Хатавульф нахмурился.

— Гройтунги далеко, а тут мы все вместе.

— Многие люди пойдут за мной. Ты потеряешь товарища, но приобретешь союзника.

Хатавульф продолжал размышлять. Тогда Рандвар воскликнул:

— Не обессудь, но ты не волен разлучить наши сердца. Так что лучше будь заодно с Вирд.

— До чего же ты опрометчив, — проговорил вождь не без приязни, к которой, впрочем, примешивался укор. — Эта вера в то, что для крепкого супружества достаточно одних только чувств мужчины и женщины, выдает твое безрассудство. Предоставленный сам себе, каких дел ты можешь натворить?
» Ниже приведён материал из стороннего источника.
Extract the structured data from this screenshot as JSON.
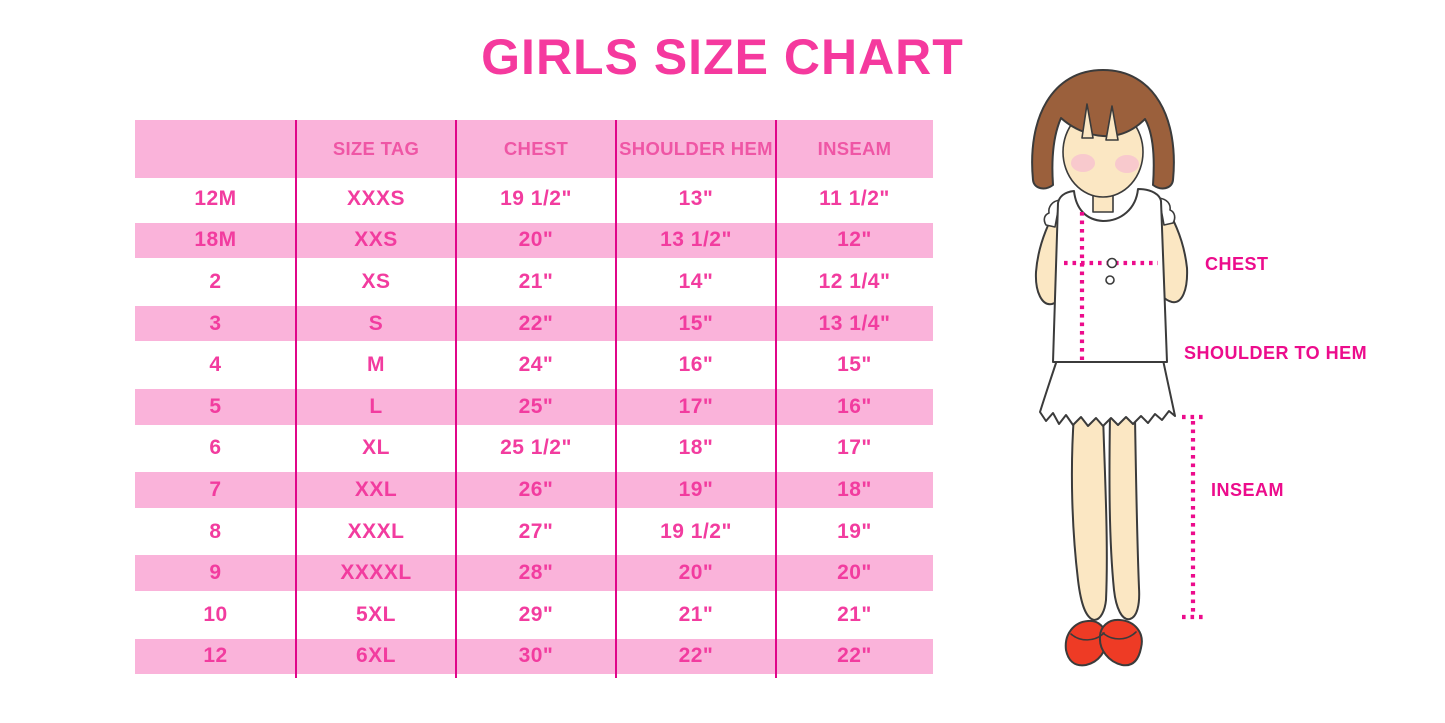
{
  "title": "GIRLS SIZE CHART",
  "chart_data": {
    "type": "table",
    "title": "GIRLS SIZE CHART",
    "columns": [
      "",
      "SIZE TAG",
      "CHEST",
      "SHOULDER HEM",
      "INSEAM"
    ],
    "rows": [
      [
        "12M",
        "XXXS",
        "19 1/2\"",
        "13\"",
        "11 1/2\""
      ],
      [
        "18M",
        "XXS",
        "20\"",
        "13 1/2\"",
        "12\""
      ],
      [
        "2",
        "XS",
        "21\"",
        "14\"",
        "12 1/4\""
      ],
      [
        "3",
        "S",
        "22\"",
        "15\"",
        "13 1/4\""
      ],
      [
        "4",
        "M",
        "24\"",
        "16\"",
        "15\""
      ],
      [
        "5",
        "L",
        "25\"",
        "17\"",
        "16\""
      ],
      [
        "6",
        "XL",
        "25 1/2\"",
        "18\"",
        "17\""
      ],
      [
        "7",
        "XXL",
        "26\"",
        "19\"",
        "18\""
      ],
      [
        "8",
        "XXXL",
        "27\"",
        "19 1/2\"",
        "19\""
      ],
      [
        "9",
        "XXXXL",
        "28\"",
        "20\"",
        "20\""
      ],
      [
        "10",
        "5XL",
        "29\"",
        "21\"",
        "21\""
      ],
      [
        "12",
        "6XL",
        "30\"",
        "22\"",
        "22\""
      ]
    ]
  },
  "figure": {
    "labels": {
      "chest": "CHEST",
      "shoulder_to_hem": "SHOULDER TO HEM",
      "inseam": "INSEAM"
    }
  },
  "colors": {
    "title_pink": "#F5399E",
    "row_pink": "#FAB3DA",
    "divider_magenta": "#E00689",
    "header_text": "#EF56A5",
    "cell_text": "#F23C9F",
    "label_magenta": "#EC0C8C",
    "outline": "#3B3B3B",
    "skin": "#FBE7C3",
    "hair_brown": "#9B603C",
    "blush": "#F7C3CF",
    "shoe_red": "#EE3B25"
  }
}
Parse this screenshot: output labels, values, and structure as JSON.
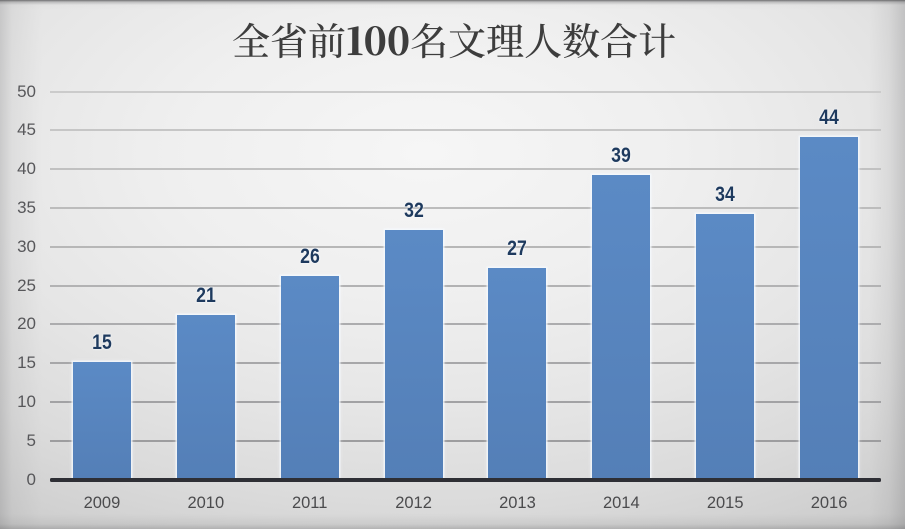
{
  "chart_data": {
    "type": "bar",
    "title": "全省前100名文理人数合计",
    "categories": [
      "2009",
      "2010",
      "2011",
      "2012",
      "2013",
      "2014",
      "2015",
      "2016"
    ],
    "values": [
      15,
      21,
      26,
      32,
      27,
      39,
      34,
      44
    ],
    "data_labels": [
      "15",
      "21",
      "26",
      "32",
      "27",
      "39",
      "34",
      "44"
    ],
    "xlabel": "",
    "ylabel": "",
    "ylim": [
      0,
      50
    ],
    "ytick_step": 5,
    "yticks": [
      0,
      5,
      10,
      15,
      20,
      25,
      30,
      35,
      40,
      45,
      50
    ],
    "grid": true,
    "legend": false,
    "colors": {
      "bar": "#5b8ac5",
      "data_label": "#1e3a5e",
      "title": "#3d3d3d",
      "axis_line": "#2e2f35",
      "gridline": "#a9a9a9",
      "y_tick_label": "#57575a",
      "x_tick_label": "#4b4b4d",
      "background": "#e9e9e9"
    }
  }
}
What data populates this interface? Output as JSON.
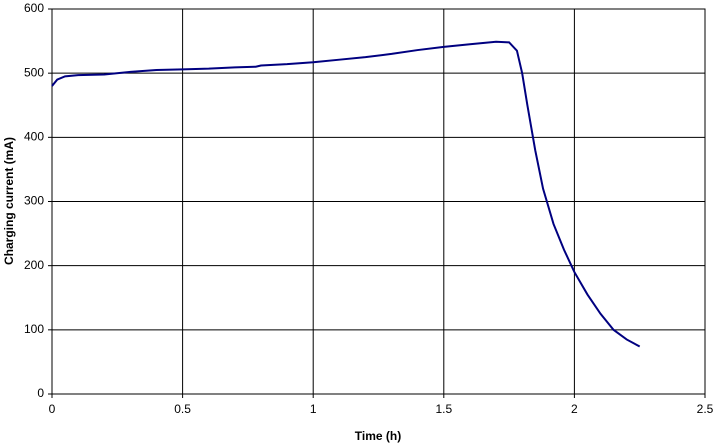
{
  "chart_data": {
    "type": "line",
    "x_label": "Time (h)",
    "y_label": "Charging current (mA)",
    "x": [
      0,
      0.02,
      0.05,
      0.1,
      0.2,
      0.3,
      0.4,
      0.5,
      0.6,
      0.7,
      0.78,
      0.8,
      0.9,
      1.0,
      1.1,
      1.2,
      1.3,
      1.4,
      1.5,
      1.6,
      1.7,
      1.75,
      1.78,
      1.8,
      1.82,
      1.85,
      1.88,
      1.92,
      1.96,
      2.0,
      2.05,
      2.1,
      2.15,
      2.2,
      2.25
    ],
    "series": [
      {
        "color": "#000080",
        "values": [
          480,
          490,
          495,
          497,
          498,
          502,
          505,
          506,
          507,
          509,
          510,
          512,
          514,
          517,
          521,
          525,
          530,
          536,
          541,
          545,
          549,
          548,
          535,
          500,
          450,
          380,
          320,
          265,
          225,
          190,
          155,
          125,
          100,
          85,
          74
        ]
      }
    ],
    "xlim": [
      0,
      2.5
    ],
    "xticks": [
      0,
      0.5,
      1,
      1.5,
      2,
      2.5
    ],
    "ylim": [
      0,
      600
    ],
    "yticks": [
      0,
      100,
      200,
      300,
      400,
      500,
      600
    ],
    "grid": true
  }
}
Рандвар побледнел. Останавливая поток резких слов, готовых сорваться у юноши с языка, Хатавульф положил руку ему на плечо и сказал:

— Не обижайся. Я всего лишь хотел, чтобы ты все как следует обдумал,

— он улыбнулся печальной улыбкой. — Да, это не в твоих привычках, но все же попытайся — ради Сванхильд.

Смолчав, Рандвар доказал, что умеет сдерживаться.

Когда они вернулись, им навстречу выбежала Сванхильд. Она припала к колену брата и заглянула ему в лицо.

— О, Хатавульф, ты дал согласие, да? Я знала, знала! Ты доставил мне такую радость!

Свадьбу сыграли осенью в Хеороте. Сванхильд немного расстроило отсутствие Скитальца. Она заранее решила, что их с мужем благословит не кто иной, как он. Ибо разве не он был Хранителем рода?

Рандвар отправил своих людей на восток, и они выстроили новый дом на месте сожженного жилища Эмбрики и обставили его так, как подобало вождю.

Молодые приехали туда в сопровождении многочисленных спутников. Сванхильд перешагнула порог, держа в руках еловые ветки — ими она призывала на дом благословение Фрийи. Рандвар задал пир для всех, кто жил по соседству. Постепенно они начали свыкаться со своим изменившимся положением.

Рандвар горячо любил красавицу жену, но вынужден был частенько покидать ее. Он разъезжал по округе, знакомился поближе с соседями; если человек казался ему подходящим, он заводил с ним разговор о том, что его всего сильнее волновало, и речь у них шла не о скоте, не о торговле, не даже о гуннах.

В один пасмурный день накануне солнцестояния, когда с неба на стылую землю сыпались редкие снежинки, во дворе залаяли собаки. Взяв копье, Рандвар вышел посмотреть, кого принесла нелегкая; его провожали двое плотно сбитых крестьянских парней, тоже с копьями в руках. Увидев около дома высокую фигуру в плаще, Рандвар опустил оружие.

— Привет тебе! — воскликнул он. — Добро пожаловать!

На голос мужа выбежала Сванхильд, спеша узнать, чему так обрадовался Рандвар. Ее глаза, волосы, что выбивались из-под платка, и белое платье, облегавшее гибкий стан, словно разогнали немного серый сумрак дня.